In a major report, Ban said UN officials had identified conditions that could lead to such a deployment.
They included a viable political process taking hold with 70% of parties agreeing to lay down their arms and work together in a power-sharing deal.
Ethiopian soldiers currently supporting the government would have withdrawn or would be in the process of doing so.
Ban said: "A military technical agreement in support of peace would have been signed by the major clans and factions, which would list security arrangements, such as certain ways to achieve disarmament, in respect of heavy weapons as a minimum, and non-violent settlement of disputes.

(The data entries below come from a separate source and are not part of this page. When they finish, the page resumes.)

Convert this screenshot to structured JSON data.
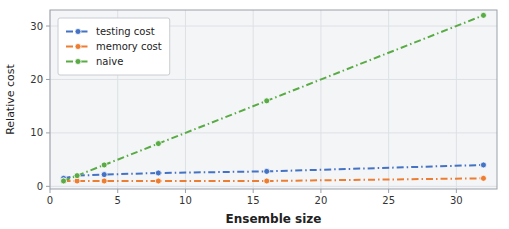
{
  "chart_data": {
    "type": "line",
    "xlabel": "Ensemble size",
    "ylabel": "Relative cost",
    "x": [
      1,
      2,
      4,
      8,
      16,
      32
    ],
    "series": [
      {
        "name": "testing cost",
        "color": "#4472c4",
        "values": [
          1.5,
          2.0,
          2.2,
          2.5,
          2.8,
          4.0
        ]
      },
      {
        "name": "memory cost",
        "color": "#ed7d31",
        "values": [
          1.0,
          1.0,
          1.0,
          1.0,
          1.0,
          1.5
        ]
      },
      {
        "name": "naive",
        "color": "#5aab46",
        "values": [
          1,
          2,
          4,
          8,
          16,
          32
        ]
      }
    ],
    "xlim": [
      0,
      33
    ],
    "ylim": [
      -0.5,
      33
    ],
    "xticks": [
      0,
      5,
      10,
      15,
      20,
      25,
      30
    ],
    "yticks": [
      0,
      10,
      20,
      30
    ],
    "grid": true,
    "legend": "upper left",
    "marker": "circle",
    "line_style": "dashdot"
  }
}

"As detailed in the fact-finding report, these conditions are regrettably not in place."
Troops 'struggle to keep peace'
Ban said international factors including arms proliferation, the potential for a proxy war in Somalia between its neighbours and piracy, worsened an already complicated security issue.
The Security Council would discuss his report on Thursday and diplomats said it would again consider possibly sending UN peacekeepers - a move that was supported by South Africa, but which permanent council members Britain and France were wary of.
About 2 600 AU troops from Uganda and Burundi had struggled to keep the peace in Somalia's capital Mogadishu, where Islamist rebels had waged an Iraq-style insurgency of assassinations, grenade attacks and roadside bombings.
On Tuesday, the United States said it had formally designated Somalia's al Shabaab militants, thought to be behind much of the violence, as a foreign terrorist organisation.
The group was the militant wing of the Somalia Islamic Courts Council, which ruled most of southern Somalia for the second half of 2006 until the interim government and Ethiopian forces routed its leaders in a two-week war.